Sunday, June 22, 2014

Forward Motions: Brookstone Seeks Bankruptcy Plan Approval

The week in bankruptcy kicks off Monday in Wilmington, Del., when Brookstone Holdings Corp. will go before a judge to seek approval of its bankruptcy-exit plan.


The centerpiece of the retailer’s plan is a $174 million bid to buy the company from Sailing Innovation US Inc.–a collaboration between Chinese investment firm Sailing Capital Overseas Investment Fund LP and Chinese conglomerate Sanpower Group, with a financing commitment from GE Capital.


The consortium’s bid trumped a $146.3 million offer by an affiliate of Spencer Spirit Holdings Inc., the parent of the Spencer’s and Spirit Halloween retail chains, which had served as the lead bidder at a June 2 auction.


Under the current plan, Brookstone’s unsecured creditors will receive at least $1.25 million, plus a chance to collect as much as $1.5 million more depending on how much money comes in from the sale. The plan also proposes to pay off the company’s approximately $51 million in bank loans with a loan provided by bondholders funding the restructuring.


Brookstone’s new owners plan to keep open nearly all of the specialty retailer’s 240 stores and also expand the brand’s presence abroad, an attorney for Brookstone said at a bankruptcy-court hearing earlier this month.


Brookstone sought Chapter 11 protection in April, citing sales that have lagged since 2007. Outside of its stores, Brookstone also sells its merchandise, which includes travel electronics, massage chairs and other novelties, online and through a catalog.


Also Monday, Fairmont General Hospital will ask the Clarksburg, W.Va., bankruptcy court for permission to sell its assets to Alecto Healthcare Services LLC for $15.3 million.


Fairmont, one of the largest employers in Marion County, W.Va., tried to recover more money for creditors through a bankruptcy auction, but no other bidders came forward that met the criteria to beat Alecto’s offer.


Long Beach, Calif.-based Alecto has agreed to pay $15 million in cash for the 207-bed Fairmont, plus another $300,000 one year after the deal closes. Alecto also has committed to spending at least $5 million on upgrades and improvements at the hospital over the next two years.
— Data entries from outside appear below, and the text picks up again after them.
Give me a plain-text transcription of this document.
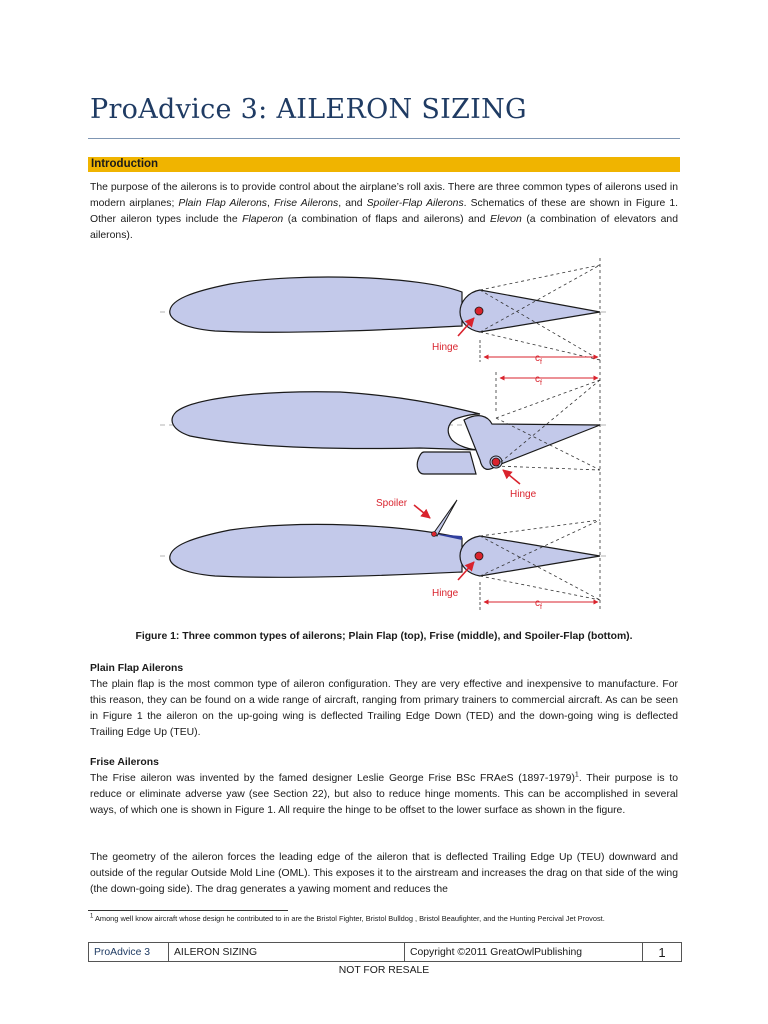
ProAdvice 3: AILERON SIZING
Introduction

The purpose of the ailerons is to provide control about the airplane’s roll axis. There are three common types of ailerons used in modern airplanes; Plain Flap Ailerons, Frise Ailerons, and Spoiler-Flap Ailerons. Schematics of these are shown in Figure 1. Other aileron types include the Flaperon (a combination of flaps and ailerons) and Elevon (a combination of elevators and ailerons).

Hinge
$c_f$
Hinge
$c_f$
Hinge
Spoiler
$c_f$
Figure 1: Three common types of ailerons; Plain Flap (top), Frise (middle), and Spoiler-Flap (bottom).
Plain Flap Ailerons

The plain flap is the most common type of aileron configuration. They are very effective and inexpensive to manufacture. For this reason, they can be found on a wide range of aircraft, ranging from primary trainers to commercial aircraft. As can be seen in Figure 1 the aileron on the up-going wing is deflected Trailing Edge Down (TED) and the down-going wing is deflected Trailing Edge Up (TEU).

Frise Ailerons

The Frise aileron was invented by the famed designer Leslie George Frise BSc FRAeS (1897-1979)$^1$. Their purpose is to reduce or eliminate adverse yaw (see Section 22), but also to reduce hinge moments. This can be accomplished in several ways, of which one is shown in Figure 1. All require the hinge to be offset to the lower surface as shown in the figure.

The geometry of the aileron forces the leading edge of the aileron that is deflected Trailing Edge Up (TEU) downward and outside of the regular Outside Mold Line (OML). This exposes it to the airstream and increases the drag on that side of the wing (the down-going side). The drag generates a yawing moment and reduces the

$^1$ Among well know aircraft whose design he contributed to in are the Bristol Fighter, Bristol Bulldog , Bristol Beaufighter, and the Hunting Percival Jet Provost.

ProAdvice 3	AILERON SIZING	Copyright ©2011 GreatOwlPublishing	1
NOT FOR RESALE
Fairmont filed for Chapter 11 bankruptcy protection in September to restructure its balance sheet and affiliate with a larger health-care system to stabilize the ailing facility. According to court documents, Fairmont began experiencing financial trouble in 2008, including competition from other hospitals, reimbursement issues and problems with expensive labor contracts.


Later in the week, Mercantile Bancorp Inc. will seek confirmation of its bankruptcy-exit plan in Wilmington.


The Chapter 11 plan details how the company will distribute its assets among its creditors, such as the proceeds from the $23 million sale of its Mercantile Bank chain to Illinois-based United Community Bancorp. The sale, which the bankruptcy court approved last September, closed in December.


Tax and other high-ranking claims are slated to be paid in full under the plan, court papers show, while the company’s unsecured creditors would recover between 2.5 cents and 3.8 cents of every dollar they’re owed.


The unsecured creditors include investors in so-called trust-preferred securities issued by Mercantile. They are owed $61.9 million in principal and $14.1 million in interest, court papers show.


Founded in 1983, Mercantile owned six banks in Missouri, Illinois, Kansas and Florida in 2009 with $1.9 billion in assets. The Quincy, Ill., company sought Chapter 11 protection in June 2013.


-Stephanie Gleason and Jacqueline Palank contributed to this article.